I came across this article that discusses how children’s brains go through different transitions as they age in the ways that they interpret and figure out math. Some excerpts that I found interesting from the article are below:
“Students start off at the foundation of counting fingers or objects to figure early problems. “Healthy children start making that switch between counting to what’s called fact retrieval when they’re 8 years old to 9 years old when they’re still working on fundamental addition and subtraction. How well kids make that shift to memory-based problem-solving is known to predict their ultimate math achievement.”

“Stanford University researchers first peeked into the brains of 28 children as they solved a series of simple addition problems inside a brain-scanning MRI machine. The children were tested twice, roughly a year apart. As the kids got older, their answers relied more on memory and became faster and more accurate, and it showed in the brain. There was less activity in the prefrontal and parietal regions associated with counting and more in the brain’s memory center, the hippocampus. The stronger the connections, the greater each individual’s ability to retrieve facts from memory,” said Dr. Vinod Menon, a psychiatry professor at Stanford and the study’s senior author.”

“Next, Menon’s team put 20 adolescents and 20 adults into the MRI machines and gave them the same simple addition problems. It turns out that adults don’t use their memory-crunching hippocampus in the same way. Instead of using a lot of effort, retrieving six plus four equals 10 from long-term storage was almost automatic, Menon said.”

“If your brain doesn’t have to work as hard on simple math, it has more working memory free to process the teacher’s brand-new lesson on more complex math. ” The study provides new evidence that this experience with math actually changes the hippocampal patterns or the connections. They become more stable with skill development,” she said. “So learning your addition and multiplication tables and having them in rote memory helps.”

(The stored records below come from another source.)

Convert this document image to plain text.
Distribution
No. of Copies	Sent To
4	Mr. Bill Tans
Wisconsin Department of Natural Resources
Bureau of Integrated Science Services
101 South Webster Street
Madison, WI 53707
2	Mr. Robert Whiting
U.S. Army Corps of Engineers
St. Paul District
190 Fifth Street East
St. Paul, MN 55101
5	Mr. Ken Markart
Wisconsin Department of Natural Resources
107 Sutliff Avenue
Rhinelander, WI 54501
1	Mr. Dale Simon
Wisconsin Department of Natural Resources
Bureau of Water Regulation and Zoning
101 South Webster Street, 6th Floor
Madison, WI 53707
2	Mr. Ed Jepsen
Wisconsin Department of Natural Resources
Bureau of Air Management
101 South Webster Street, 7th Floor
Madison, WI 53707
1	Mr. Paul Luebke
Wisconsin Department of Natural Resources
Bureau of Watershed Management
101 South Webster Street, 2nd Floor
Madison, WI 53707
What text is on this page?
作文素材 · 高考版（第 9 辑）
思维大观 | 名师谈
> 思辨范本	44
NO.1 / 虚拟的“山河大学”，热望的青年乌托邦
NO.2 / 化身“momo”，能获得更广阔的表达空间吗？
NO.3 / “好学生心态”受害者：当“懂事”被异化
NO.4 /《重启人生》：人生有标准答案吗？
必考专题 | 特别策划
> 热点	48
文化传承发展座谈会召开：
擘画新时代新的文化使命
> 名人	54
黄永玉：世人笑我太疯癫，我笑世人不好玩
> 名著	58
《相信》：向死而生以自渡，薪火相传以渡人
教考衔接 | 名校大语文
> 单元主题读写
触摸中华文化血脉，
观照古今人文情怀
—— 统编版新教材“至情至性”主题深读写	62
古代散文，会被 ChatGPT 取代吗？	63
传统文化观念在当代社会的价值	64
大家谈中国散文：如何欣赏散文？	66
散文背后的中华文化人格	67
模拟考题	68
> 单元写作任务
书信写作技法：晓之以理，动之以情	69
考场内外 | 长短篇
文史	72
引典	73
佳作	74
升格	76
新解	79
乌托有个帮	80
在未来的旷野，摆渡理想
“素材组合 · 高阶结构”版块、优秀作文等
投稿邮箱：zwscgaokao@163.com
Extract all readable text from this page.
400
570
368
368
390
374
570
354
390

“Stanford’s Menon said the next step is to study what goes wrong with this system in children with math learning disabilities so that scientists might try new strategies to help them learn.”

The quote: “If your brain doesn’t have to work as hard on simple math, it has more working memory free to process the teacher’s brand-new lesson on more complex math.” really stuck out to me. I have always felt that math instruction needed to combine both the rote memory of basic facts and give students a good foundation in number sense and higher-order math skills. Unfortunately many of the different math curriculums out there today don’t emphasize both. It always seems like it is basic facts vs. high order thinking. Problem is good math students have BOTH of these skills in their repertoire and good math curriculum should contain both as well!

What are your thoughts regarding helping students become fluent in the basic facts? What are your tricks and tips?